Little’s will devised her estate to her spouse Curry, from whom she later divorced. After her death, Curry claimed that he was entitled to inherit under Little’s will because they had remarried at common law before she died. Alternatively, he sought reformation of the will, contending that Little intended to devise her estate to him regardless of their marital status. The trial court found that Curry failed to show he and Little remarried at common law, and Curry otherwise lacked standing to seek reformation of her will.

On appeal, Curry contended that the provisions in Little’s will devising her estate to him were revived by their common law remarriage under CRS § 15-11-804(5). There was substantial evidence in the record to support the trial court’s findings that Curry and Little were not common law married after their divorce.

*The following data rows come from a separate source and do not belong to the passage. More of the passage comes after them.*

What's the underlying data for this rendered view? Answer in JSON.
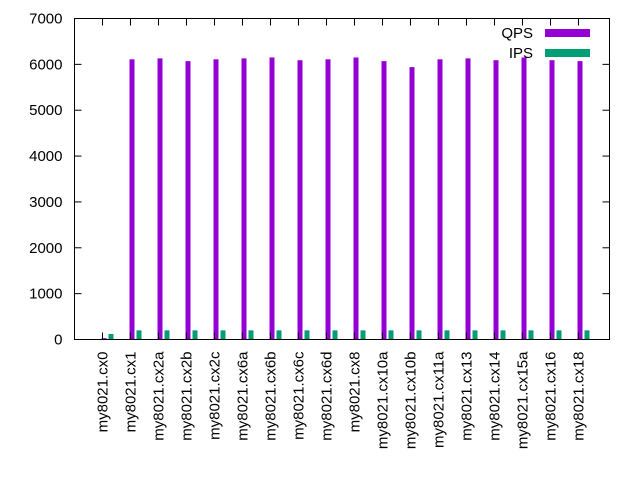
{
  "chart_data": {
    "type": "bar",
    "title": "",
    "xlabel": "",
    "ylabel": "",
    "ylim": [
      0,
      7000
    ],
    "yticks": [
      0,
      1000,
      2000,
      3000,
      4000,
      5000,
      6000,
      7000
    ],
    "grid": false,
    "legend_position": "top-right",
    "categories": [
      "my8021.cx0",
      "my8021.cx1",
      "my8021.cx2a",
      "my8021.cx2b",
      "my8021.cx2c",
      "my8021.cx6a",
      "my8021.cx6b",
      "my8021.cx6c",
      "my8021.cx6d",
      "my8021.cx8",
      "my8021.cx10a",
      "my8021.cx10b",
      "my8021.cx11a",
      "my8021.cx13",
      "my8021.cx14",
      "my8021.cx15a",
      "my8021.cx16",
      "my8021.cx18"
    ],
    "series": [
      {
        "name": "QPS",
        "color": "#9400d3",
        "values": [
          30,
          6110,
          6130,
          6070,
          6110,
          6130,
          6150,
          6090,
          6110,
          6150,
          6070,
          5940,
          6110,
          6130,
          6090,
          6150,
          6090,
          6070
        ]
      },
      {
        "name": "IPS",
        "color": "#009e73",
        "values": [
          120,
          200,
          200,
          200,
          200,
          200,
          200,
          200,
          200,
          200,
          200,
          200,
          200,
          200,
          200,
          200,
          200,
          200
        ]
      }
    ]
  }
}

Alternatively, Curry contended that the trial court erroneously found he lacked standing to seek reformation of Little’s will under CRS § 15-11-806 because when Little executed her will, she intended for him to inherit her estate regardless of their marital status. The Court of Appeals reviewed the statutory scheme and found no indication that the General Assembly intended to exclude a former spouse from pursuing reformation under CRS § 15-11-806, or that it intended CRS § 15-11-804(5) to be an ex-spouse’s sole and exclusive remedy for avoiding a statutory revocation due to a divorce. Accordingly, Curry had standing to pursue his reformation claim.

The order determining that Little and Curry were not common law remarried was affirmed. The dismissal of Curry’s reformation claim was reversed and the case was remanded.